Beim Gegner aus Heidenheim genießt Trainer Frank Schmidt uneingeschränktes Vertrauen. Der dienstälteste Coach im deutschen Profifußball leitet seit 2007 die sportlichen Geschicke auf der schwäbischen Alb. Dabei machte er aus einem Amateurteam einen konkurrenzfähigen Zweitligisten, der in dieser Saison, seit seinem Aufstieg 2014, dennoch zum ersten Mal um den Klassenerhalt zittern muss.

 

Konstellation bleibt schwierig

Fürth muss in jedem Fall punkten. Gewinnt Aue in Darmstadt könnte sogar ein Unentschieden zu wenig sein. Eine Wette auf die Doppelte Chance Greuther Fürth bringt eine 1.46-Quote. Nicht ganz unwahrscheinlich, nachdem die Heidenheimer zuletzt beim abgeschlagenen Schlusslicht in Kaiserslautern mit 0:1 verloren haben.  

 

Von Heidenheim bis Fürth zittern sie alle

Außerdem abstiegsbedroht sind noch Dynamo Dresden (Platz 13, 41 Punkte), die im nächsten Ostduell nach dem eher schwachen 0:0 bei Erzgebirge Aue zuhause gegen Union Berlin Angst und Schrecken verbreiten wollen (Quote für einen Sieg von Dynamo Dresden liegt bei 1.75) und Eintracht Braunschweig (Platz 16, 39 Punkte), deren Kulttrainer Thorsten Lieberknecht ein ähnliches Vertrauen, wie Schmidt in Heidenheim genießt.

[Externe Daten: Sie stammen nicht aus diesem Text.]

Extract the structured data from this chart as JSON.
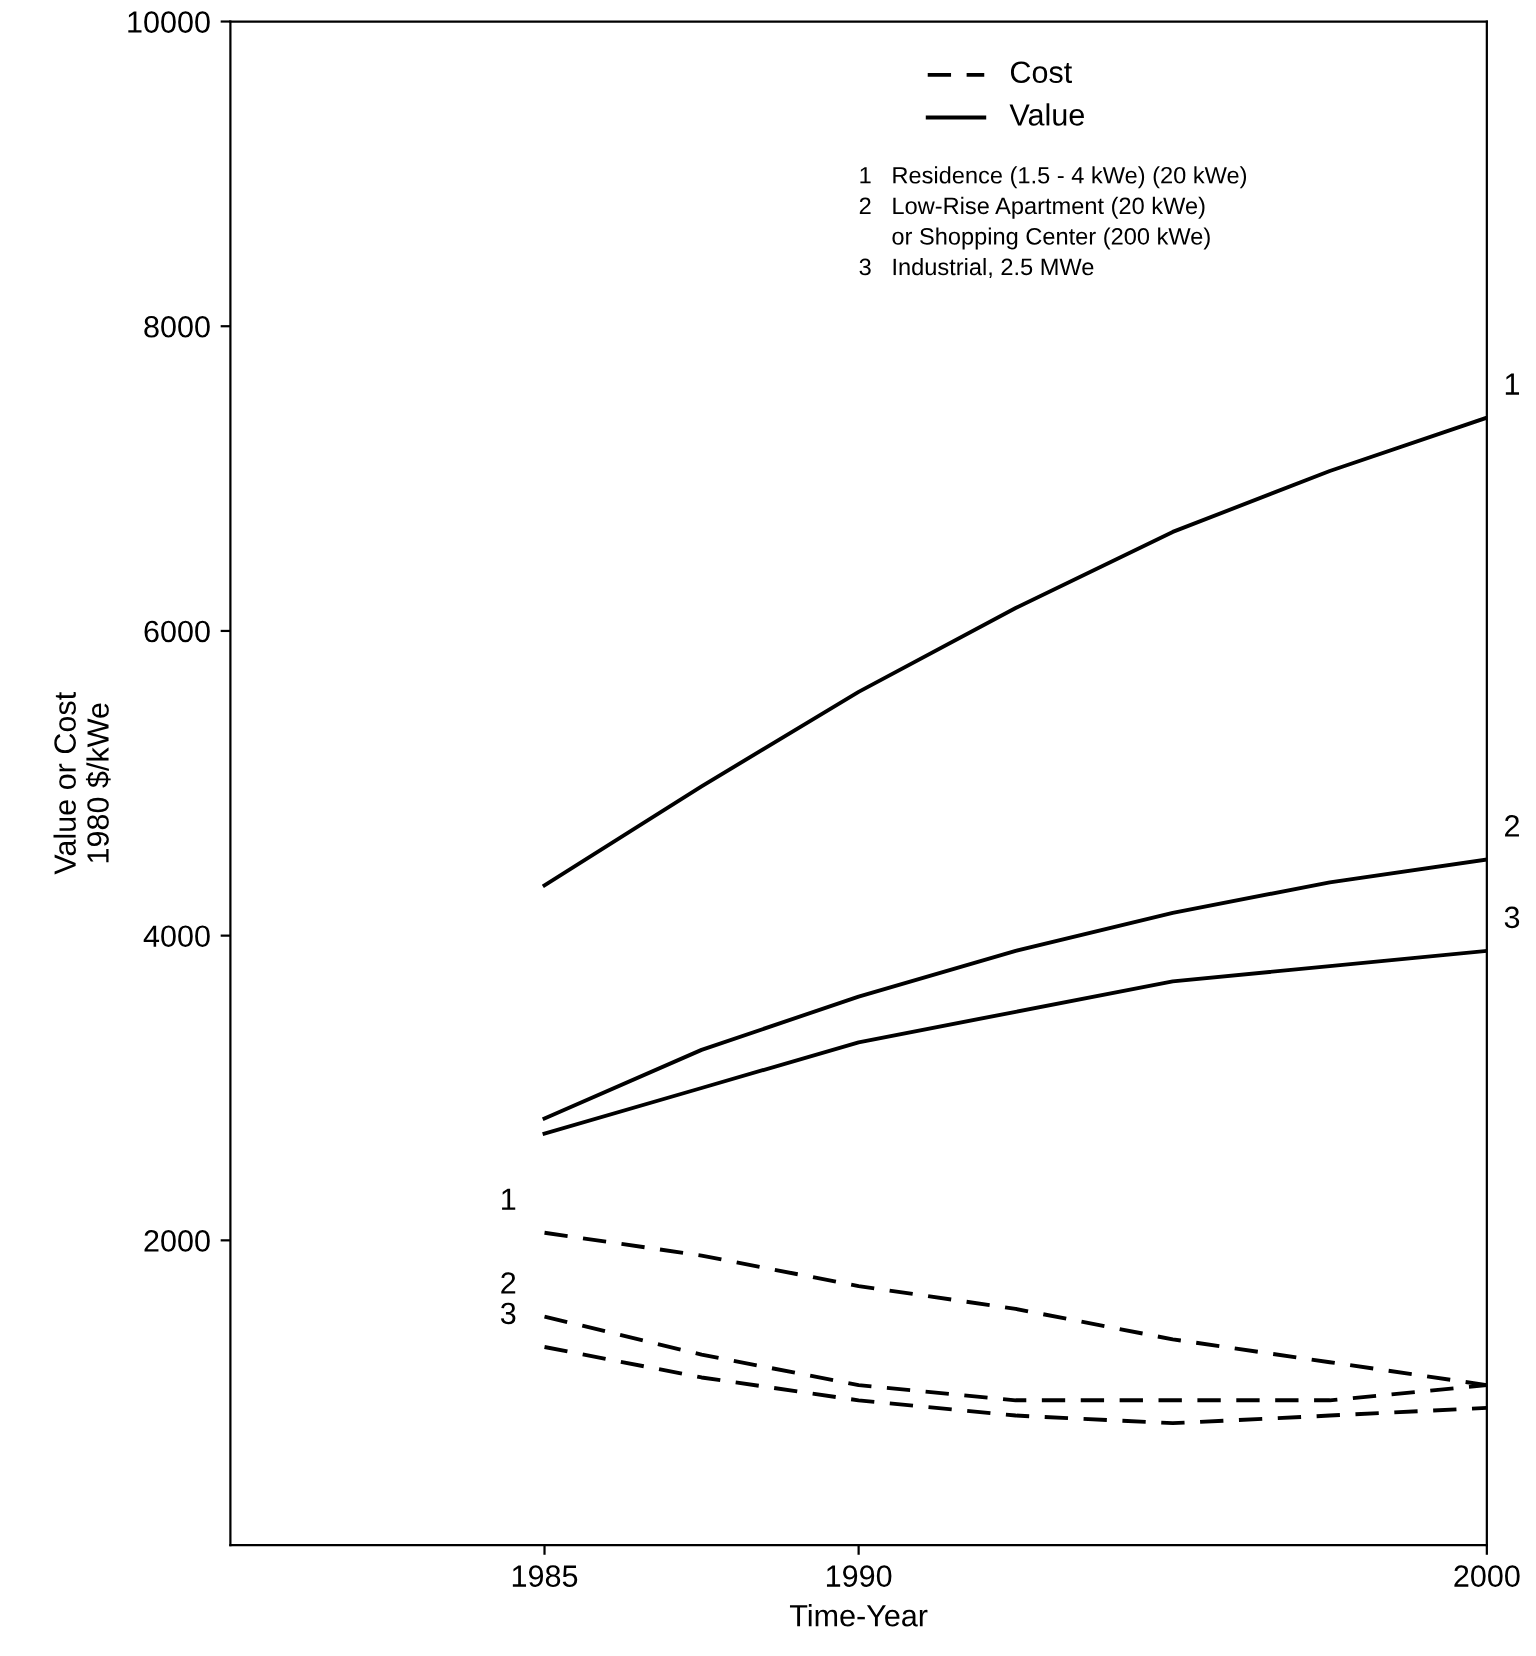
{
  "chart_data": {
    "type": "line",
    "xlabel": "Time-Year",
    "ylabel": "Value or Cost\n1980 $/kWe",
    "x": [
      1985,
      1987.5,
      1990,
      1992.5,
      1995,
      1997.5,
      2000
    ],
    "series": [
      {
        "name": "1",
        "color": "#000000",
        "line_style": "solid",
        "values": [
          4330,
          4980,
          5600,
          6150,
          6650,
          7050,
          7400
        ]
      },
      {
        "name": "2",
        "color": "#000000",
        "line_style": "solid",
        "values": [
          2800,
          3250,
          3600,
          3900,
          4150,
          4350,
          4500
        ]
      },
      {
        "name": "3",
        "color": "#000000",
        "line_style": "solid",
        "values": [
          2700,
          3000,
          3300,
          3500,
          3700,
          3800,
          3900
        ]
      },
      {
        "name": "1",
        "color": "#000000",
        "line_style": "dashed",
        "values": [
          2050,
          1900,
          1700,
          1550,
          1350,
          1200,
          1050
        ]
      },
      {
        "name": "2",
        "color": "#000000",
        "line_style": "dashed",
        "values": [
          1500,
          1250,
          1050,
          950,
          950,
          950,
          1050
        ]
      },
      {
        "name": "3",
        "color": "#000000",
        "line_style": "dashed",
        "values": [
          1300,
          1100,
          950,
          850,
          800,
          850,
          900
        ]
      }
    ],
    "xlim": [
      1980,
      2000
    ],
    "xticks": [
      1985,
      1990,
      2000
    ],
    "ylim": [
      0,
      10000
    ],
    "yticks": [
      2000,
      4000,
      6000,
      8000,
      10000
    ],
    "grid": false,
    "marker": "none",
    "annotations": [
      "Cost",
      "Value",
      "1   Residence (1.5 - 4 kWe) (20 kWe)\n2   Low-Rise Apartment (20 kWe)\n     or Shopping Center (200 kWe)\n3   Industrial, 2.5 MWe"
    ]
  }
}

Ist demnächst wieder 3.Liga in Braunschweig angesagt?

Ein Abstieg in die Drittklassigkeit war aber vor der Saison keinesfalls eingeplant worden und würde eine finanzielle Katastrophe bei den Niedersachsen bedeuten. Das Team dessen Hauptsponsor die VW-Tochterfirma Seat ist, beendet die Saison mit einem Auswärtsspiel beim Überraschungsaufsteiger und bereits feststehenden Teilnehmer an der Relegation zur Fußball Bundesliga in Kiel.


Die Löwen bringen Vorerfahrung in Sachen Relegation mit

Hier dürften Erinnerungen wach werden. Im vergangenen Jahr hatten die Braunschweiger Löwen ihrerseits nach 34. Spieltagen auf dem dritten Tabellenplatz die Relegation sicher.

Ein knapper Sieg der Eintracht ist nicht ausgeschlossen (2.45). Viele Tore sind bei Spielen mit Beteiligung von Braunschweig jedoch nicht zu erwarten, sodass eine Wette auf unter 2,5 Tore bei einer 2.10-Quote interessant werden dürfte.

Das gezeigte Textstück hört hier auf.